China’s trademark registration system dates back to 1982, when it first adopted its modern trademark law. Unfortunately, some entities have abused the system by taking advantage of the weaknesses of the trademark registration system. Over the years, this has led to the serious problem of trademark squatting, and subsequently the presence of trademark trolls. On one hand, the Chinese Government celebrates the skyrocketing amount of trademark applications and registrations because such large numbers are considered to signify a high level of intellectual property (hereinafter referred to as “IP”) protection and economic prosperity. On the other hand, it is clear that this perspective does not make sense in view of the economic bubbles in the trademark applications. In fact, trademark squatting accounts for a non-negligible percentage of the statistics. For example, a Chinese trading company incorporated on 2 May 2018 filed 5,060 trademarks on 27 June and 5,753 trademarks on 27 July 2018. Here, it can see that trademark trolls behave like a business in the sense that they make important investments when it comes to trademark filing: 5,060 trademark filing represents an official tax of 222,047 USD and 5,753 filings for an official tax of 252,457 USD.

Trademark trolls in China function primarily in two ways. The first is by filing a lawsuit for trademark infringement requesting high damages. In a 2014 example, the Japanese clothing company Uniqlo was sued together with its distributors in more than 40 cases before courts of different regions by two related companies who possessed more than 2,600 registered trademarks. The complainants had registered a logo that Uniqlo had been using on tags. The second way for trademark trolls to function is to negotiate the granting of a license or assignment to use the mark they registered for a high price in the face of litigation threats or complaints involving administrative authorities or e-commerce platforms.

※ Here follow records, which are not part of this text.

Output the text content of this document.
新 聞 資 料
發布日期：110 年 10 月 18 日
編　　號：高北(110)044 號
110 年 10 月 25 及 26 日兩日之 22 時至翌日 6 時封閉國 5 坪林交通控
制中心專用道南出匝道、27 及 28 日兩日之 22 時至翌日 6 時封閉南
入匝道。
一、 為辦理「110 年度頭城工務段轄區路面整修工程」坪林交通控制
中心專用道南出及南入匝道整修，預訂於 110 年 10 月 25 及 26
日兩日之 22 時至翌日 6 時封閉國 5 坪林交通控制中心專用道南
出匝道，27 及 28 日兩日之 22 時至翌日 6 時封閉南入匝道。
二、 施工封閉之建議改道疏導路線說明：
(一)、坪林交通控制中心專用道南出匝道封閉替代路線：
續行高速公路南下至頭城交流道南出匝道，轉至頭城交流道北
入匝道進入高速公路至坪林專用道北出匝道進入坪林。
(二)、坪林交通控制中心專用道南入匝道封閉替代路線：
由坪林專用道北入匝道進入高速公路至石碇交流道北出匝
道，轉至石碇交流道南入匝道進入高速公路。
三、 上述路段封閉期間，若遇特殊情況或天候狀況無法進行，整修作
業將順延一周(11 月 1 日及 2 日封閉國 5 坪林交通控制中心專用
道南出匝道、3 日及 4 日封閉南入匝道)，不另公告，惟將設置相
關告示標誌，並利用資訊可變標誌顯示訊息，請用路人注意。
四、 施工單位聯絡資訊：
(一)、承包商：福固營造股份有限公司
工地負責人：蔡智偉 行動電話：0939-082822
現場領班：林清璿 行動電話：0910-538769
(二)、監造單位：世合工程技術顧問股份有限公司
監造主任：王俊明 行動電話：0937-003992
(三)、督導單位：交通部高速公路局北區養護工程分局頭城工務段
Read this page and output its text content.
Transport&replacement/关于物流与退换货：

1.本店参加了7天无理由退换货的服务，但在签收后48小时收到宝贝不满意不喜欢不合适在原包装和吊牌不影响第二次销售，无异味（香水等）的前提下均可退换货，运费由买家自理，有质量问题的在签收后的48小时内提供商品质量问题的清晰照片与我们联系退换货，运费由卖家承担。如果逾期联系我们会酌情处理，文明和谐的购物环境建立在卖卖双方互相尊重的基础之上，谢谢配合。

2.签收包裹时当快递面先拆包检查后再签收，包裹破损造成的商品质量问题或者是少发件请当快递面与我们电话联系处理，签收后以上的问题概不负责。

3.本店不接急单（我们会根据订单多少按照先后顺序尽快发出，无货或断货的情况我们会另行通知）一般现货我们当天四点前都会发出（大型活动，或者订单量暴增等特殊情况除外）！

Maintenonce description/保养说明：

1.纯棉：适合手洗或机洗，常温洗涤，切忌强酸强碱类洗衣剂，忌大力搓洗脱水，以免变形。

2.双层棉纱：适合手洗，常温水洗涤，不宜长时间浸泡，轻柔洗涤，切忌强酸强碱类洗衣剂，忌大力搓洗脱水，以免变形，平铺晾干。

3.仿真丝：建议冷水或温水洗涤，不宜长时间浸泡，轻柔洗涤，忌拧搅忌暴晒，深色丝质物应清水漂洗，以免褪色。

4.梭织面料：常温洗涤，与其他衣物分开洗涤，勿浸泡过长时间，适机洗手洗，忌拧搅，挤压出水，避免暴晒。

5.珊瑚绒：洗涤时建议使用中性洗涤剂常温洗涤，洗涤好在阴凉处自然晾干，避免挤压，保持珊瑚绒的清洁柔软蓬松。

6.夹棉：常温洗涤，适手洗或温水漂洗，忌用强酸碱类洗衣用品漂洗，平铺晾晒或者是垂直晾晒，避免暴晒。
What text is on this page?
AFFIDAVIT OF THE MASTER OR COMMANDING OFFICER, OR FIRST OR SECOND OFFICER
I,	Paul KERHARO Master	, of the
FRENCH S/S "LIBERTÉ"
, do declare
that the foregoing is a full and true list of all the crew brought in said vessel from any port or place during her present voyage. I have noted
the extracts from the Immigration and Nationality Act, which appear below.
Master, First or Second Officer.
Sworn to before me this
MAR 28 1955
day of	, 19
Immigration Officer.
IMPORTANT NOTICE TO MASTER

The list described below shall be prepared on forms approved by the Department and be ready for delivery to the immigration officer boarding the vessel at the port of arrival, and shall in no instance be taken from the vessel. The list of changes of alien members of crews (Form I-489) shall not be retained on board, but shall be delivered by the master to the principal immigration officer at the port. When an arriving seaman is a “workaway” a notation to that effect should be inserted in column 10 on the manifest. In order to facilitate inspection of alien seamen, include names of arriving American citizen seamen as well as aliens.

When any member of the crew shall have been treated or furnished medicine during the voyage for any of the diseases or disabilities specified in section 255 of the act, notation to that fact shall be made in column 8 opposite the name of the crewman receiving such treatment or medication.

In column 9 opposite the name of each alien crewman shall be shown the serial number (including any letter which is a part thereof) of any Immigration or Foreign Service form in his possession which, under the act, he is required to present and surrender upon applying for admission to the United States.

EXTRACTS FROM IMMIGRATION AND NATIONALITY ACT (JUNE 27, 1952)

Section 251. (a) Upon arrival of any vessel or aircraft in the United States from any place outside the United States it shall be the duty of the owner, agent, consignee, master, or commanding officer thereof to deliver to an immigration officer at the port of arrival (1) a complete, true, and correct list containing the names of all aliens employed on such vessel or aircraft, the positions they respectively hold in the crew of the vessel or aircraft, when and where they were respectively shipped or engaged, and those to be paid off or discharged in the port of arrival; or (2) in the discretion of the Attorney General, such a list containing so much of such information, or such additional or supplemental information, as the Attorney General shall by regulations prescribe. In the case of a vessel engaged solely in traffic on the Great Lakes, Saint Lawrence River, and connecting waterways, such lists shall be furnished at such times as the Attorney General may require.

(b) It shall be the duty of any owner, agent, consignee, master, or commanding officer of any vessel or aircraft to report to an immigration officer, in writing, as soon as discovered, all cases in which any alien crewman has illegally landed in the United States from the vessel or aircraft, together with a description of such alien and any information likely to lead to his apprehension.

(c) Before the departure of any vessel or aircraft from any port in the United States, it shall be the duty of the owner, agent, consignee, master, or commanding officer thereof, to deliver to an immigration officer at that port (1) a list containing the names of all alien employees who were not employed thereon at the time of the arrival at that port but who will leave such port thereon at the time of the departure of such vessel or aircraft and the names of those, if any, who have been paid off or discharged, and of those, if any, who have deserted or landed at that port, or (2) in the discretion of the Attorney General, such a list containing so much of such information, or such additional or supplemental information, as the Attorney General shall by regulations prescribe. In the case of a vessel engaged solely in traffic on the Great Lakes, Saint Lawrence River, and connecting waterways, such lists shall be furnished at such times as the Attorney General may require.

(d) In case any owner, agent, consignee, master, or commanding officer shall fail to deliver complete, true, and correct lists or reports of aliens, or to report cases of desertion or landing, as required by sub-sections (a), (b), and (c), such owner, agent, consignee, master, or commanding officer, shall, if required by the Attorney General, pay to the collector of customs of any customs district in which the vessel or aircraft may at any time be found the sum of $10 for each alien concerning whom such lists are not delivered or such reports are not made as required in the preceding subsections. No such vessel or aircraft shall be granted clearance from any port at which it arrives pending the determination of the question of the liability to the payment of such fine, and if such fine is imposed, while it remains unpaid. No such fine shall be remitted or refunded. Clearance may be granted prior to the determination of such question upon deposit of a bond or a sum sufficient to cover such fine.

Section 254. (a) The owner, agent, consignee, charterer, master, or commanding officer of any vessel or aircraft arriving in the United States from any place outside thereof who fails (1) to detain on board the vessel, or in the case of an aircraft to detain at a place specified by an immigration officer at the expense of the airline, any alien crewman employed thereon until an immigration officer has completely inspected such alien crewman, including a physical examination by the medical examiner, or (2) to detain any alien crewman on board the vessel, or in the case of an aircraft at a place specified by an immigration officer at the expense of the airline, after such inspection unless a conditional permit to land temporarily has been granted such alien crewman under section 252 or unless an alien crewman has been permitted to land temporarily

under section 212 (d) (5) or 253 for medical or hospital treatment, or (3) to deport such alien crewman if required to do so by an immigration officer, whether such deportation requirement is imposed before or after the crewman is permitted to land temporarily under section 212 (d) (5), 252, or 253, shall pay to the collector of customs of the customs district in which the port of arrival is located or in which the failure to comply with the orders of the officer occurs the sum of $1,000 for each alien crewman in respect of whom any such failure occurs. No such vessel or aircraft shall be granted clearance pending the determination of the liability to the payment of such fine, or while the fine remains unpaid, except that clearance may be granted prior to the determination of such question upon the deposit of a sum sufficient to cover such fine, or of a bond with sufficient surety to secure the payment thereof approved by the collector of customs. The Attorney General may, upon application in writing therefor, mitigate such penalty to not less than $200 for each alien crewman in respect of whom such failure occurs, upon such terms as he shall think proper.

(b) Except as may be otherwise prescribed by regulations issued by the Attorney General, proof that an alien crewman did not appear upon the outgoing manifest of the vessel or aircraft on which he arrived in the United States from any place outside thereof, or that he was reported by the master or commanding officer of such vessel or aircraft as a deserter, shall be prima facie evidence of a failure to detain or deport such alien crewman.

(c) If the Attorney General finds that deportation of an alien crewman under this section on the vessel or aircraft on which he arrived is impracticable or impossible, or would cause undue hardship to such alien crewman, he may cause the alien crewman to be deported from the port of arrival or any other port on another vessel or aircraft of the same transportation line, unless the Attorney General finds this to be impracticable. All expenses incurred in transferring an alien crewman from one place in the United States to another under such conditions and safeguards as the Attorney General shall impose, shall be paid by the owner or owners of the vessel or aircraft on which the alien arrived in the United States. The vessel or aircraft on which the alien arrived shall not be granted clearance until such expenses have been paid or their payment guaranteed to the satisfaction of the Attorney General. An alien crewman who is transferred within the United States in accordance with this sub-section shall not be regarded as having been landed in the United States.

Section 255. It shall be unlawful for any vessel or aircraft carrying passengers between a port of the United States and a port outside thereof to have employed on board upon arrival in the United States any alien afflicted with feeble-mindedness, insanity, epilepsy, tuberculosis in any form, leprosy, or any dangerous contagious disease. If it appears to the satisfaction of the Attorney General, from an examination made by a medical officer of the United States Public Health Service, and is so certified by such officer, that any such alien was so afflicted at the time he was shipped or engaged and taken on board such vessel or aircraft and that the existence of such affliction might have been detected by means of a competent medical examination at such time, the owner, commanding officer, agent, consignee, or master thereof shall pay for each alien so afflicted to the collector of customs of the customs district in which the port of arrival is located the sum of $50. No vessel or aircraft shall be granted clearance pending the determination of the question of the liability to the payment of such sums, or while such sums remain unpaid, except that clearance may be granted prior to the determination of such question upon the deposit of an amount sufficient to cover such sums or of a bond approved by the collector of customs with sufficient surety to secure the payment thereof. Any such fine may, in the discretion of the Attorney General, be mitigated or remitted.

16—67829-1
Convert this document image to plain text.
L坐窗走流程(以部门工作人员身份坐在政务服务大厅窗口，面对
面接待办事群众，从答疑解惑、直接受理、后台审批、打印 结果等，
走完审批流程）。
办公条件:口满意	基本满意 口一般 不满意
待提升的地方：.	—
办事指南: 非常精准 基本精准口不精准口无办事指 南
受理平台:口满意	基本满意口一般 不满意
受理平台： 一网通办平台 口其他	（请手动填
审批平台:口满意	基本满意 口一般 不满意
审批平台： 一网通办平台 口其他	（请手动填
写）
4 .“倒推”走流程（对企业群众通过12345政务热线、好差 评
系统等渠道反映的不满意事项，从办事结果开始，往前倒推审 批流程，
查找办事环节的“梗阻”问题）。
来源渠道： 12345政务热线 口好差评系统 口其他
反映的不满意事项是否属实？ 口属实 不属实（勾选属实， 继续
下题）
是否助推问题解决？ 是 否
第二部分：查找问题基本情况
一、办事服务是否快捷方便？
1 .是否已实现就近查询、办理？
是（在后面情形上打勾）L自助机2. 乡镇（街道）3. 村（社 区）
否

Though damages cannot be obtained in these procedures since administrations or e-commerce platforms lack the competency to decide on damages, administrations can order the cessation of infringing activities and platforms can request the withdrawal of products or even close the online stores. Trademark troll operators use this as a tool to further their extortion. These are just two examples, but there are even more creative ways trademark trolls conduct transactions. In one Chinese province, a trademark squatter obtained the status of exclusive distributor for a famous foreign automobile company. As this automobile company could not settle the problem of the trademark squatting, the registered trademarks presented serious obstacles to the business of the company. Other examples concern companies listed as candidates in stock market. Such companies are frequently threatened by trademark infringement lawsuits since the existence of an IP infringement lawsuit would cause the candidate to become unqualified for listing. In such circumstances, the candidate company often pays a high amount of money in order to get rid of the lawsuit.

The current research has described trademark troll cases of recent years and analyzed the applicability of the theory on abuse of right in trademark troll cases and the theoretical possibility of limiting trademark rights with the condition of trademark use. However, deep analysis of the social, political and legal reasons of trademark troll in China is absent; how to use existing legal regimes to deter trademark troll remains an issue to be explored. For the second aspect, the very recent practice of Chinese courts has supplied rich and interesting materials for this research. In this article, we will analyze the social, political legal contexts that have boosted the growth of trademark trolls and then evaluate the different solutions to the trademark troll problem. With regard to social and legal contexts, we will examine the China specific factors that have appeared along with the constantly increasing level of trademark protection. Among the different solutions to the problem of trademark trolls, some are common to all trademark registration systems, such as opposition and invalidation procedures that permit the victim of trademark trolls to challenge the trademark right; and others that have been newly developed in China, such as rights based on prior trademark use or the qualification of trademark trolls as unfair competition or abuse of rights.